AMMAN, Jordan (AP) — The already small number of female legislators in Jordan’s parliament dropped even further on Thursday, while Islamist opposition parties also lost seats as officials announced results from this week’s parliamentary elections.

Khalid Al Kalaldeh, chairman of the Independent Election Commission, said the number of female lawmakers dropped from 20 to 15. Fifteen seats are reserved for women under a quota system, and no women were elected in competitive races, the commission said.

In all, voters chose 130 members of the lower house of parliament, with 15 seats reserved for women, nine for Christians and three for minority Chechens and Circassians.

The government in Jordan, a close U.S. ally, is more representative than others in the Middle East, but most power is held by King Abdullah II, who appoints the government and all members of the senate and can dissolve parliament at any time.

The electoral system favors pro-monarchy tribal representatives, businessmen and independents who are loyal to the king.

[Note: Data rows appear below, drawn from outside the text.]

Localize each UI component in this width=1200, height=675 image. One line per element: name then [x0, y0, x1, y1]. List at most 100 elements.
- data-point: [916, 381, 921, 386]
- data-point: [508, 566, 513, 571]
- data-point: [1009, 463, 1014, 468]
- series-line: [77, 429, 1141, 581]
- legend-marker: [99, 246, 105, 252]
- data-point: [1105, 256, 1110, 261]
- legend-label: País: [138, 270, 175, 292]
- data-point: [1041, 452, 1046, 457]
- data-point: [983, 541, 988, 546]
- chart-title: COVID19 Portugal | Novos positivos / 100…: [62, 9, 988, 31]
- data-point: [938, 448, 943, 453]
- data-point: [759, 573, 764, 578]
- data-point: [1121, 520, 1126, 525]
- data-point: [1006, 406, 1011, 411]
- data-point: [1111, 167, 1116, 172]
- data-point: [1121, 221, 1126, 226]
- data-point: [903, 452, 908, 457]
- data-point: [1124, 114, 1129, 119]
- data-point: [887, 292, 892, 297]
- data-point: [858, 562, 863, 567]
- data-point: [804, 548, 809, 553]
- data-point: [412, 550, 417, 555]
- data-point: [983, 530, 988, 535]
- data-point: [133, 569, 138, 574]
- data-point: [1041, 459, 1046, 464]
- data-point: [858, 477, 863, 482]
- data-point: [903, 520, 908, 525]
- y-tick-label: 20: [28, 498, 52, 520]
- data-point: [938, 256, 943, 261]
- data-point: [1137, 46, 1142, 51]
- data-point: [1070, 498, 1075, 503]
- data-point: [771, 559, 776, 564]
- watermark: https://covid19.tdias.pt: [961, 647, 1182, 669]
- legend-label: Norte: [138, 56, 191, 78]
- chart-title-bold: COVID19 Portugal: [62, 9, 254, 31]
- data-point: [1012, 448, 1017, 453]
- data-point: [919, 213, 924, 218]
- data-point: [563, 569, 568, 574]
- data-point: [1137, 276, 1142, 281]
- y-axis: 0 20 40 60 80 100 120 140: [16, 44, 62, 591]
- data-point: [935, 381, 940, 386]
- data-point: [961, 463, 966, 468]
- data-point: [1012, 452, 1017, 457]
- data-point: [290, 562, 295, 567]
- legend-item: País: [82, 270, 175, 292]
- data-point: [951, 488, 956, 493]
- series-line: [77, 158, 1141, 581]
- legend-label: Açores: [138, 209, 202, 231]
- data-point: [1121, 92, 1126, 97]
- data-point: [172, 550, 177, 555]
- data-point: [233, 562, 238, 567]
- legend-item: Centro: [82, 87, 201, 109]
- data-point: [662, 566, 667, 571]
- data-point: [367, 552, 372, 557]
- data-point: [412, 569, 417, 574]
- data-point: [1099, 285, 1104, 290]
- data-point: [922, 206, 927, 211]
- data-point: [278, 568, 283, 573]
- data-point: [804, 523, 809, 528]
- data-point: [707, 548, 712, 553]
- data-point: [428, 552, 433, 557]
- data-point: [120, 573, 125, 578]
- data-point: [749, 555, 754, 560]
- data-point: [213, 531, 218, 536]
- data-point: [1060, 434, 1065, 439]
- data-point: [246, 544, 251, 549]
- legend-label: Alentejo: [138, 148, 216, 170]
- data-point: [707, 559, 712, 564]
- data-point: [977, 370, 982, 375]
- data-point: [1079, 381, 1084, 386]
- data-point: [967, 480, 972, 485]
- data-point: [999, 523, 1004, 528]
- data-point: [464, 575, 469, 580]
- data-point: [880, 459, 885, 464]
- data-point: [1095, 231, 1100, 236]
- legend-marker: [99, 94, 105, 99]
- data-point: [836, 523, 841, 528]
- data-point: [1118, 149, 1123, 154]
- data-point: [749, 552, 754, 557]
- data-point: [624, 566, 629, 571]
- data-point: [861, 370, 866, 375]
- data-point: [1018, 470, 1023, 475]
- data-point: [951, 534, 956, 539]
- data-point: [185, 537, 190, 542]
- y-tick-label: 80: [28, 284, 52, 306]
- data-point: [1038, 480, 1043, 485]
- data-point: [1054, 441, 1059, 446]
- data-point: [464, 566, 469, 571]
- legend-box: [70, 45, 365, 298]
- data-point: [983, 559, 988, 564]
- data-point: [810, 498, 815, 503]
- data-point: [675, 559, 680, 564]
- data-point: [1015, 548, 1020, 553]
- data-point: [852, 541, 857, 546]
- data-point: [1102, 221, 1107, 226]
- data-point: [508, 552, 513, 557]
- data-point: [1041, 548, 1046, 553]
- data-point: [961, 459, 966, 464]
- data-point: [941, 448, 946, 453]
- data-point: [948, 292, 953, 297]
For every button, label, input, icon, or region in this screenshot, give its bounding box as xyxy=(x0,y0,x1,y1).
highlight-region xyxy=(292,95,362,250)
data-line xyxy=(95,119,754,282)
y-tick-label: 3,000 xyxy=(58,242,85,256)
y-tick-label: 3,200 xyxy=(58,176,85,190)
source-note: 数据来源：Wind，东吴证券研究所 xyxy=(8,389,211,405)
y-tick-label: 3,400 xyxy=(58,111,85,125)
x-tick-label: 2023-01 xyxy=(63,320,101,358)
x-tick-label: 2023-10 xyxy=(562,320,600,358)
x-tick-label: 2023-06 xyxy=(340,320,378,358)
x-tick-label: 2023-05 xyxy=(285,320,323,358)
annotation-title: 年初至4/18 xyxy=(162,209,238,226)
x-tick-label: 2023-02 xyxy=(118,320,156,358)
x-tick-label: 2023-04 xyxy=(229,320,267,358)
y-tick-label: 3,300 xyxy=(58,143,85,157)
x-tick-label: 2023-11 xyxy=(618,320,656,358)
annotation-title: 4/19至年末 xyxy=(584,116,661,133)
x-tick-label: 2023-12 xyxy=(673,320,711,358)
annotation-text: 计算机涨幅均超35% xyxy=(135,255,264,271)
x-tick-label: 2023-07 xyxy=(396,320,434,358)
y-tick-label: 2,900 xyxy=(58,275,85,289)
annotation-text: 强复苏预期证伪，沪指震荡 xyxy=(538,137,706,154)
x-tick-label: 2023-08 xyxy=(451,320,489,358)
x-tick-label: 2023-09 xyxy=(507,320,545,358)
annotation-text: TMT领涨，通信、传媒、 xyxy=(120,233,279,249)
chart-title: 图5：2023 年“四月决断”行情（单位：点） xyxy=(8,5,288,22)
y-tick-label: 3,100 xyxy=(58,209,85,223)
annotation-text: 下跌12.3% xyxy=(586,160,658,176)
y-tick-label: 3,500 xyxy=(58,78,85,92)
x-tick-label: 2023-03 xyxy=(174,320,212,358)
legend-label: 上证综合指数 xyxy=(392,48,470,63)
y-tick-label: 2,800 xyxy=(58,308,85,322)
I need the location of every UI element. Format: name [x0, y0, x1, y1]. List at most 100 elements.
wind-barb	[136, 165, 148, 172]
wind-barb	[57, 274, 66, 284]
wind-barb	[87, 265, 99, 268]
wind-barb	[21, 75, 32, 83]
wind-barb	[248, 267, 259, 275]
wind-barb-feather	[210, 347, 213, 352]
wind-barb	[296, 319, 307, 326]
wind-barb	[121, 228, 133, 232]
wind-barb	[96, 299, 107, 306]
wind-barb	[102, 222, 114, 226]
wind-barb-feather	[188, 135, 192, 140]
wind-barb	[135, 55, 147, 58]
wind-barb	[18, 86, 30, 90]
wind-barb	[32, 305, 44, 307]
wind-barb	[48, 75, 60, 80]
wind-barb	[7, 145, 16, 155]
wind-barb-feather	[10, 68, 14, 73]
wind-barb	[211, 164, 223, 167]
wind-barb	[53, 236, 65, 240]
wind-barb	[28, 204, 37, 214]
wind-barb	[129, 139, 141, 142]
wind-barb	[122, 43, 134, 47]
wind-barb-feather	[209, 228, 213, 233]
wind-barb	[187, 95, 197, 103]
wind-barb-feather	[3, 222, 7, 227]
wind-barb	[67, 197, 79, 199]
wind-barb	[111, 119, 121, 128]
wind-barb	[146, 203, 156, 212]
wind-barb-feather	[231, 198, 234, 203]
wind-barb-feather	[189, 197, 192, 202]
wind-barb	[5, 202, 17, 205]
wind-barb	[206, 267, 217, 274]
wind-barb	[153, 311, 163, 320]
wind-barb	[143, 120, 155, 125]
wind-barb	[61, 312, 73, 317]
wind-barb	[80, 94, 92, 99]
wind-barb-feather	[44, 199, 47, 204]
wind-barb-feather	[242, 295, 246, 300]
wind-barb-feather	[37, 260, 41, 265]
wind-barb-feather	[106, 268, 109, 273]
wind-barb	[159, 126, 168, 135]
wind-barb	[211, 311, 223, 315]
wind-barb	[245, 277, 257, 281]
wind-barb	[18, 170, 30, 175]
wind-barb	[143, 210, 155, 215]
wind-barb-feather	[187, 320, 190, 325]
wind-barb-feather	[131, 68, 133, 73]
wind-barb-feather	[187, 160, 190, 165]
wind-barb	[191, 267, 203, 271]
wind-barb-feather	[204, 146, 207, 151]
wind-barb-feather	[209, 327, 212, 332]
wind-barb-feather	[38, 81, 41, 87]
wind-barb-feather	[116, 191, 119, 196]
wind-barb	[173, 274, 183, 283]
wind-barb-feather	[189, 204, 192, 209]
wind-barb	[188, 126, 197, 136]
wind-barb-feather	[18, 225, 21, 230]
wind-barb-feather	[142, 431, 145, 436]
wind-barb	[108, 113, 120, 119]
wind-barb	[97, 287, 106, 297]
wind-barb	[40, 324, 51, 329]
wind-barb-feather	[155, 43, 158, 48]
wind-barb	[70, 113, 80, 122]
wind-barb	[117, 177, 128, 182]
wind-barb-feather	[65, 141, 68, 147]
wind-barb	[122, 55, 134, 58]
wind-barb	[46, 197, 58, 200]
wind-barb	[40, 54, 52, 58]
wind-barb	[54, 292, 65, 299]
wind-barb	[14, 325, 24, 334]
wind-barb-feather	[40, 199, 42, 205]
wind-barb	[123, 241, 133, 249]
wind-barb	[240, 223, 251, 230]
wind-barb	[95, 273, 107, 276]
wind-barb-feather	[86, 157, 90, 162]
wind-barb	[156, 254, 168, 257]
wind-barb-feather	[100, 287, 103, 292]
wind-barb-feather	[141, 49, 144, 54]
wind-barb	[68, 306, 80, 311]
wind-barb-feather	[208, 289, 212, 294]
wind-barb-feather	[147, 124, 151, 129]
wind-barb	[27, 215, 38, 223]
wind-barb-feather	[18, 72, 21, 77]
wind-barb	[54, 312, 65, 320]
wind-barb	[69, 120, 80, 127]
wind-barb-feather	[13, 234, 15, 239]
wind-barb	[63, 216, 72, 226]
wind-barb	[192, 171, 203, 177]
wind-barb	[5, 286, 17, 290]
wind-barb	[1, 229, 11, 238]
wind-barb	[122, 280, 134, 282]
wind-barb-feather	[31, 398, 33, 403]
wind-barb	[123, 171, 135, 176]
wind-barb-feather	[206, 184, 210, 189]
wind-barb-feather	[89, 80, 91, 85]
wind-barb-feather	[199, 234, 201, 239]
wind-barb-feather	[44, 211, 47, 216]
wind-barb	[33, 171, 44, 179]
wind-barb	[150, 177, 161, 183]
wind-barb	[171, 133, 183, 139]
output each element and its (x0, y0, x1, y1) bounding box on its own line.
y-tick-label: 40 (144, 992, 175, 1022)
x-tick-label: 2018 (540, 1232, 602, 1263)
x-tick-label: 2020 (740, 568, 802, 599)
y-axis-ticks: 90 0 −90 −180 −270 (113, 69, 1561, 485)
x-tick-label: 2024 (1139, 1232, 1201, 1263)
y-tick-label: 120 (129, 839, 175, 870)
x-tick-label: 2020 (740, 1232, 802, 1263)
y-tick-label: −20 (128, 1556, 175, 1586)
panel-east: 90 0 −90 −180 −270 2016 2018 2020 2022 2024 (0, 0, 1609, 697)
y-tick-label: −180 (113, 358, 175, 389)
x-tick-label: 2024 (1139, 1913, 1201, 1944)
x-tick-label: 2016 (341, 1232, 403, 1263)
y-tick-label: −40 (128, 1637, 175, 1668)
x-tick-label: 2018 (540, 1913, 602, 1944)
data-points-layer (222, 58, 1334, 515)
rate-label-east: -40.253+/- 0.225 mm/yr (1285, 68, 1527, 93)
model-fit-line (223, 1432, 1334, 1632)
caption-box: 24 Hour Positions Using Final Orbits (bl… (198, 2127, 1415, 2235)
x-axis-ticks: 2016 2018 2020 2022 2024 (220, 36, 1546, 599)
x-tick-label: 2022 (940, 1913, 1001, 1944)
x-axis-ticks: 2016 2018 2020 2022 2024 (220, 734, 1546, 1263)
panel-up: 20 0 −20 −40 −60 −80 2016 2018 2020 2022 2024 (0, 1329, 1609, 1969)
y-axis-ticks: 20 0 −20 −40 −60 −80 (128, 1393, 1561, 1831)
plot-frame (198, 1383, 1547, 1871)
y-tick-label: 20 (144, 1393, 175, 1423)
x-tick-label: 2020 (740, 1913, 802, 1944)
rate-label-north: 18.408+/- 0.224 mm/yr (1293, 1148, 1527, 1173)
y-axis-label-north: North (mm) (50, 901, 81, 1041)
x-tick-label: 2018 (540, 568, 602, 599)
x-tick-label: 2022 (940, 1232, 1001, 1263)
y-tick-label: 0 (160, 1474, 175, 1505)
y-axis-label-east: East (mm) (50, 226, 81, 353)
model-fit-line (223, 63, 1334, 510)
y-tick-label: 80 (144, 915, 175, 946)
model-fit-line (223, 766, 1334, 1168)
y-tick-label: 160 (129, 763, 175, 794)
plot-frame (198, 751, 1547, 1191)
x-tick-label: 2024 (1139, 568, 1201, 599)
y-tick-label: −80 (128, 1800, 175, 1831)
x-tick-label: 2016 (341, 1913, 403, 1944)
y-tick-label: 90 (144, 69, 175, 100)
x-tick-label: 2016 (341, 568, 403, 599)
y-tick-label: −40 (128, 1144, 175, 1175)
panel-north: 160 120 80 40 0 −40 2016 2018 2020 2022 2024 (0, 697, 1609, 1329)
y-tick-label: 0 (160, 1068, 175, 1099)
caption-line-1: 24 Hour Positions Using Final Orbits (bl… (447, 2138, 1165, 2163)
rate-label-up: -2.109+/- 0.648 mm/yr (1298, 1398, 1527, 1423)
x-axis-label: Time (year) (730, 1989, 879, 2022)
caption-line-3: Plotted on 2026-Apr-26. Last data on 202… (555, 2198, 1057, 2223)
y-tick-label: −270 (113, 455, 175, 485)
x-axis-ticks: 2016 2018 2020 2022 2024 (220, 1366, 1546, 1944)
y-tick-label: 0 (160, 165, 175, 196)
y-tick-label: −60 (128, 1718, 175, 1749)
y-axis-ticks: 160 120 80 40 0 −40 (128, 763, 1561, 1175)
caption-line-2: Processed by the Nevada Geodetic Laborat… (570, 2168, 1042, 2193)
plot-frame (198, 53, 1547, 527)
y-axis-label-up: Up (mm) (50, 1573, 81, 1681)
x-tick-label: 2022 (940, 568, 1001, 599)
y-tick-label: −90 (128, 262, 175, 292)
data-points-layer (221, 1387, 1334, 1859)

The Islamic Action Front, which is linked to the Muslim Brotherhood group, won only 10 seats, compared to 15 seats in the previous, 2016 election. The party has complained the electoral system is unfair. It forged electoral alliances with Christian, ethnic minority or tribal candidates in some areas.

More than 4.5 million Jordanians were eligible to vote in 23 constituencies. But only 1.38 million people, or 29.9%, voted, down from 36% turnout in 2016.

The election came at a time when the country is dealing with a coronavirus pandemic that has badly hit the economy and its key tourism industry.

Jordan borders both Syria and Iraq, and hosts large numbers of Syrian and Palestinian refugees.

The kingdom, which has a population of around 10 million, has confirmed over 126,000 coronavirus cases and nearly 1,500 deaths.